Singer-songwriter Alastair Riddell of Space Waltz fame has revealed he has stage three metastatic prostate cancer.
Speaking to RNZ's Sunday Morning show, hosted by Jim Mora, to celebrate the 50th anniversary of the band's 1974 number one hit 'Out on the Street', Riddell said this was the first time he was revealing his diagnosis in public.
"I haven't told many people this but I've had a real battle with cancer, Jim.
"The last two or three years have been a bit tough, but I'm taking a fairly new drug which is doing a pretty good job.
"I am looking at doing another album, I would really love to do another album, I've got lots of songs. I'm working away on that, just quietly and trying to enjoy my life as much as I can. Because I've spent a lot of time - I'm a musician in New Zealand, I've renovated houses - more houses than I should've - to greater or lesser success, and I've worked my bum off really, for not a great deal.
"So I think when you get something like cancer, it does make you sort of straighten up and fly right or try to, because you don't know how long you've got really."
Space Waltz was formed in 1974 by Riddell as a frontman, and it included artists who went on to become distinguished in their own bands; keyboardist Eddie Rayner of Split Enz, and guitarist Greg Clark and drummer Brent Eccles of Citizen Band.
Riddell had twice declined to join Split Enz, upon which Neil Finn did.
"Hindsight is 20/20, isn't it? I mean I probably should've joined.
"They were in the UK at the time and Mike Chunn came back to New Zealand and I was ... watching Neil Finn give a concert.
"And Mike just turned up ... he said come outside I want to talk to you ... he said we'd like you to come to the UK and join the band, and I was just in the throes of finishing my second album.
"There was a mixture of things but I think the thing at the time I really felt I had a commitment to Glyn Tucker who had produced that record and put quite a lot of his own money into it, and of course if I'd gone to the UK I would've walked away from that project."
Last year, Space Waltz reunited for a second album, Victory, which featured new songs as well as re-recordings of selected tracks from their first album.
"We got to number four in the New Zealand charts with the new album ... which is something after all that time.
"You feel like you've been completely forgotten, and you haven't."
The band emerged on the scene in 1974 on New Zealand talent show New Faces, where they performed their original songs.
"We had no idea what it was going to look like. So we watched the show, and the world just blew up. The phone ... literally didn't stop [ringing], every time we put it down, it would ring again for about two hours."

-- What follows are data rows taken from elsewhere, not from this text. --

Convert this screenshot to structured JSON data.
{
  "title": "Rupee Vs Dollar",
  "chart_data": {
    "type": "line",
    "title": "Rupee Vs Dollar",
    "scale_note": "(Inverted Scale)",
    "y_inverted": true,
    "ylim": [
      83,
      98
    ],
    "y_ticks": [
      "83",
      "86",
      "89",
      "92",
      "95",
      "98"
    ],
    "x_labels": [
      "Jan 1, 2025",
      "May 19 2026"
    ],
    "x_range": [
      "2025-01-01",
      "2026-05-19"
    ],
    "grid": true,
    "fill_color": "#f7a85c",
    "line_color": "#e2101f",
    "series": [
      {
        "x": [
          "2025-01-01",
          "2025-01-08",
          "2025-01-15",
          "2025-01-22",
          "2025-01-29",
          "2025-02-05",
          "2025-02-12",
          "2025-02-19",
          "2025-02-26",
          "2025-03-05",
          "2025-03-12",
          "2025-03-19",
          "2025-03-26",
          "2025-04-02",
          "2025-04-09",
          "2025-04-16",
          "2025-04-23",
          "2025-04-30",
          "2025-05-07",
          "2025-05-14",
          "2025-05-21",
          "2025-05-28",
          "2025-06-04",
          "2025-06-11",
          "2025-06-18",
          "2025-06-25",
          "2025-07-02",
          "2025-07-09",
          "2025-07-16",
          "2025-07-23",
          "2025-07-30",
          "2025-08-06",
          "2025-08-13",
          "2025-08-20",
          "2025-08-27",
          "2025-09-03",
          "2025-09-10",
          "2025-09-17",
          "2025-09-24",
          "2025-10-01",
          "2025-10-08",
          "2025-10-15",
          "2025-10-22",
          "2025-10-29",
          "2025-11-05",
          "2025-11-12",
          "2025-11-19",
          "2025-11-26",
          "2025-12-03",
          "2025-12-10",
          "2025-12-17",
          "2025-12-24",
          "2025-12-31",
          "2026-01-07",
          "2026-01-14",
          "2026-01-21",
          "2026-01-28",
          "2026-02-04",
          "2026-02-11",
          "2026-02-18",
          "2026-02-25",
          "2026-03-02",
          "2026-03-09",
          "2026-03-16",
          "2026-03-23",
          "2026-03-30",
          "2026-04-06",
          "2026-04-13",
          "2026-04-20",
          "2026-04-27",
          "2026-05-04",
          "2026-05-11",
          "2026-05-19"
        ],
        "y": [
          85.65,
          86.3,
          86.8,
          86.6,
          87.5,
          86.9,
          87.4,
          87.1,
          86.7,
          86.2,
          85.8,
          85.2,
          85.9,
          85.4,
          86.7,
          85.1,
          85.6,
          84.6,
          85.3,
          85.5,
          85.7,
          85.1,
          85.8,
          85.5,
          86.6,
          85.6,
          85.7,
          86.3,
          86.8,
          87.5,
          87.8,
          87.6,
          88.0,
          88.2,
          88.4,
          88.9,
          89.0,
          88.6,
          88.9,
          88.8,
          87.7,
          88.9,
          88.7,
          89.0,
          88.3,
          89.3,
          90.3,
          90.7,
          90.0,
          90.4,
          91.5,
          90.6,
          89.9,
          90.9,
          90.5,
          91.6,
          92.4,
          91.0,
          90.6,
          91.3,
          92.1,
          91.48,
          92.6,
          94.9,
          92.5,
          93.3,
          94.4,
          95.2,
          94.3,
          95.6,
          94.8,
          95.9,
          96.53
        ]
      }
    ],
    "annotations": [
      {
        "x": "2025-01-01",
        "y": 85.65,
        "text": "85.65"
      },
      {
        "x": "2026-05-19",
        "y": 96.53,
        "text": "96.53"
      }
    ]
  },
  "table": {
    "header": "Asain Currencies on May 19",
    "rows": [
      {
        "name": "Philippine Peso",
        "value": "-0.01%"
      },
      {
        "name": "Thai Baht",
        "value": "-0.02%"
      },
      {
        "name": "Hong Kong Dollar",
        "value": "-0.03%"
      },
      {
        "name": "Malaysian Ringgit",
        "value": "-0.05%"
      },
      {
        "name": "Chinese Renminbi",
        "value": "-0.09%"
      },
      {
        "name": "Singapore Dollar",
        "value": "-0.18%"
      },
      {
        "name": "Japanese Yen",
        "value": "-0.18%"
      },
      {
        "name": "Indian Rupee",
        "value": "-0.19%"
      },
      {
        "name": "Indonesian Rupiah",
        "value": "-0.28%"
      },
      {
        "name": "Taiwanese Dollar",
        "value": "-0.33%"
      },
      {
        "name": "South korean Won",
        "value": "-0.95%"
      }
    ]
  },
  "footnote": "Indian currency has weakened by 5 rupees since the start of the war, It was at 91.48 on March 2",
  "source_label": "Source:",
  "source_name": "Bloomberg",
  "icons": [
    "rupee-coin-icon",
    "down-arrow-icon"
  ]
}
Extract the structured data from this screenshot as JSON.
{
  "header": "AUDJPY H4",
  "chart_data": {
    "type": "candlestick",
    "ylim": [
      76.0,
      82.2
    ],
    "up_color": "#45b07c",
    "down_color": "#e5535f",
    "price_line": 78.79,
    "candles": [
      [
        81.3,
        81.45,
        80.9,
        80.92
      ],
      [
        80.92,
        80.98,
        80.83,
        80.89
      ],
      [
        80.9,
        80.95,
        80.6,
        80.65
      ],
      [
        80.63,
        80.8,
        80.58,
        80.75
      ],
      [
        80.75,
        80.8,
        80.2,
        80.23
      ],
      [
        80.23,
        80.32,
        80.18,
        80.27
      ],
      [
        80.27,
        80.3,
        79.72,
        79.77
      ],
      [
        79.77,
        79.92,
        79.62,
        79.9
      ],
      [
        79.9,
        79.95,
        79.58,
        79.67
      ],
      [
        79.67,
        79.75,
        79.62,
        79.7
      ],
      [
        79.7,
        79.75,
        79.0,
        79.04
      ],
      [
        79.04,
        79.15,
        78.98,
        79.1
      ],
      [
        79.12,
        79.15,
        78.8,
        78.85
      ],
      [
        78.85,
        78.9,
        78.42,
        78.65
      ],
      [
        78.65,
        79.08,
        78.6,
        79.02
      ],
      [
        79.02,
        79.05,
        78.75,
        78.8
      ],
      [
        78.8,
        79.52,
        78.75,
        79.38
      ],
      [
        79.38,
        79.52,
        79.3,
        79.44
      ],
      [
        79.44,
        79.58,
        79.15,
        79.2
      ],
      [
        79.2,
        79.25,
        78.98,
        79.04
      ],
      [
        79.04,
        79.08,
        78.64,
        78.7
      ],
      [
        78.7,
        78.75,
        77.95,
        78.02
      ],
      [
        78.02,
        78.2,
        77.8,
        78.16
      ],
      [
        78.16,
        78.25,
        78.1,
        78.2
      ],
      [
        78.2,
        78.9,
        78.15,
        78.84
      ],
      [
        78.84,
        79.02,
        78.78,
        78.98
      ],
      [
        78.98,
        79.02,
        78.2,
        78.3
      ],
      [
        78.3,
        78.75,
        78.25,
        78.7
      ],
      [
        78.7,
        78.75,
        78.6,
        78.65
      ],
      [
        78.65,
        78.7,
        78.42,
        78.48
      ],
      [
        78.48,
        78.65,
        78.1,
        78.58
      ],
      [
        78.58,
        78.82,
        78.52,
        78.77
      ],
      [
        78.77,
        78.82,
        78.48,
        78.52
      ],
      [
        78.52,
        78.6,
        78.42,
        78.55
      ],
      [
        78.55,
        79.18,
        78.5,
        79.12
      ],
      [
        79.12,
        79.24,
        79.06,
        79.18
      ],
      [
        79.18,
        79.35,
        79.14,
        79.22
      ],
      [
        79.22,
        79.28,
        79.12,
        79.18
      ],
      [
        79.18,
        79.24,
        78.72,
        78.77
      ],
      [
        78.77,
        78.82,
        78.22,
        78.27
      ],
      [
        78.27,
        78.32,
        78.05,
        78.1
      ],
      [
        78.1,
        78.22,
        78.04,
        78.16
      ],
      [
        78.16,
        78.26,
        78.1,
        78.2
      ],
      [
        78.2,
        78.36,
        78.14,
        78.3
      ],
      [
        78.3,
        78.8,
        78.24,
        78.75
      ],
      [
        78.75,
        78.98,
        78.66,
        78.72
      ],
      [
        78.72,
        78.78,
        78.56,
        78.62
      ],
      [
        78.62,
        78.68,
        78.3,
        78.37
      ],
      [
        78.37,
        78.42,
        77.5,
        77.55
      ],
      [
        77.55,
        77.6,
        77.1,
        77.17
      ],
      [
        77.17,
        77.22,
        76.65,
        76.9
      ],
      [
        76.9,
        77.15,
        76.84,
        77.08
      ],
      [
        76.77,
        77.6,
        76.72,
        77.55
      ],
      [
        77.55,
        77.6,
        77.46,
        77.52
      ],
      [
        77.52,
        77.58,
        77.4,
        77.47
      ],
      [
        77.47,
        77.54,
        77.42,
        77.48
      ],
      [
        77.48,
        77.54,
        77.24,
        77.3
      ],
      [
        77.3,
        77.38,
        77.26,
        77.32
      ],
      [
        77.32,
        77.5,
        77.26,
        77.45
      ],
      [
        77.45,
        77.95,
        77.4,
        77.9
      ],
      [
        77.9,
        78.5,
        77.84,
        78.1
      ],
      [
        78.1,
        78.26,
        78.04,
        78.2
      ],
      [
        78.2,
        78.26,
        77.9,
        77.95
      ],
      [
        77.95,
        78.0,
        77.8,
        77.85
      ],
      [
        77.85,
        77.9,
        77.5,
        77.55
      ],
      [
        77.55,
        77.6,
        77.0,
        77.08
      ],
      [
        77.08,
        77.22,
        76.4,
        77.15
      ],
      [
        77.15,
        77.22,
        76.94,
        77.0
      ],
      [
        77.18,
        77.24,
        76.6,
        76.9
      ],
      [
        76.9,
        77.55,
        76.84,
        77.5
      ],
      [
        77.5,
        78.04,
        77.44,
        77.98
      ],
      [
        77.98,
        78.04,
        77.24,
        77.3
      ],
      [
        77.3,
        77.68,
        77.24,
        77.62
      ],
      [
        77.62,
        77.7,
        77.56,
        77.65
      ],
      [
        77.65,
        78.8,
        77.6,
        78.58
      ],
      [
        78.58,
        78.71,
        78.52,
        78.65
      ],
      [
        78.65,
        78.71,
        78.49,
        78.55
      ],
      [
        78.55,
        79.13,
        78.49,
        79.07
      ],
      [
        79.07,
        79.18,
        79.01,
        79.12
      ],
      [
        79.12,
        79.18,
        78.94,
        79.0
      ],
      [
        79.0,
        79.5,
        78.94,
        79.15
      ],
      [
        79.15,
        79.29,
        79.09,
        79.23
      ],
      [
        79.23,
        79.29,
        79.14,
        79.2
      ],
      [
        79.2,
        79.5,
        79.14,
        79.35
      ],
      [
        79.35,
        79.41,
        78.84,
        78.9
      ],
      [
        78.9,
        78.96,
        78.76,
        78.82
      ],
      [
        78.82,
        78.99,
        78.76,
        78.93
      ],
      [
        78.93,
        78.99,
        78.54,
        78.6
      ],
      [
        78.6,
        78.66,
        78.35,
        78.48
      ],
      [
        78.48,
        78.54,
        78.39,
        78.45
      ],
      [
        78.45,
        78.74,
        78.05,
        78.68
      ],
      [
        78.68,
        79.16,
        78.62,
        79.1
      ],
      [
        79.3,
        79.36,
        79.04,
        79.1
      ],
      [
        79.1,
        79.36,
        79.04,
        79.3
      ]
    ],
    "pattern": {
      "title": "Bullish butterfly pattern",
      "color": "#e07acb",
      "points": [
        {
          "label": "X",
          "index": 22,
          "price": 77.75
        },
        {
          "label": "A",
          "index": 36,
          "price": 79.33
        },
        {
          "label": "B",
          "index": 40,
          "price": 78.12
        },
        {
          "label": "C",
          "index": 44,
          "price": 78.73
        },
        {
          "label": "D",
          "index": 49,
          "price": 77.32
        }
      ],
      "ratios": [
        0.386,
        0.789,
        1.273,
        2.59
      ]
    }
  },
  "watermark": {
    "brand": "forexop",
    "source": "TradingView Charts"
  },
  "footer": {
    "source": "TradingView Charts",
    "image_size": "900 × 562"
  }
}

Although they didn't win, the band grabbed attention with their image and sound - with Riddell's voice often compared to David Bowie - and were picked up by a record label for their first album
But Riddell said his interest in Bowie actually started with a love for crooner Anthony Newley.
"I actually founded a Blues convention in 1969, of all things, when I was about 16.
"I remember when we [Riddell and his friend] heard the first single in New Zealand that Bowie released, which was 'Space Odyssey', and we were both so excited because this guy sounded like Anthony Newley or we thought he did, I was so excited about it and I mean it really lit a fire under me about David Bowie."
When Bowie's third studio album, The Man Who Sold the World, was released in 1970, Riddell got it delievered to New Zealand using his father's overseas funds.
"Most people thought I was as mad as a hatter. They couldn't see the point... I said at the time, I said I think this is guy is going to be one of the biggest things in world music and it was very hard to get many people to agree but it turned out to be so for him."
Riddell said he never got an explanation for why there wasn't a second album for Space Waltz at the time.
"That [first] album went gold. In fact, it's done more than gold, I think, it's probably done equivalent to New Zealand platinum but I've never been presented with a gold disc for it."
Riddell also helped lay down the rhythm track for 'Poi E' by Pātea Māori Club after being invited on the project by Dalvanius Prime.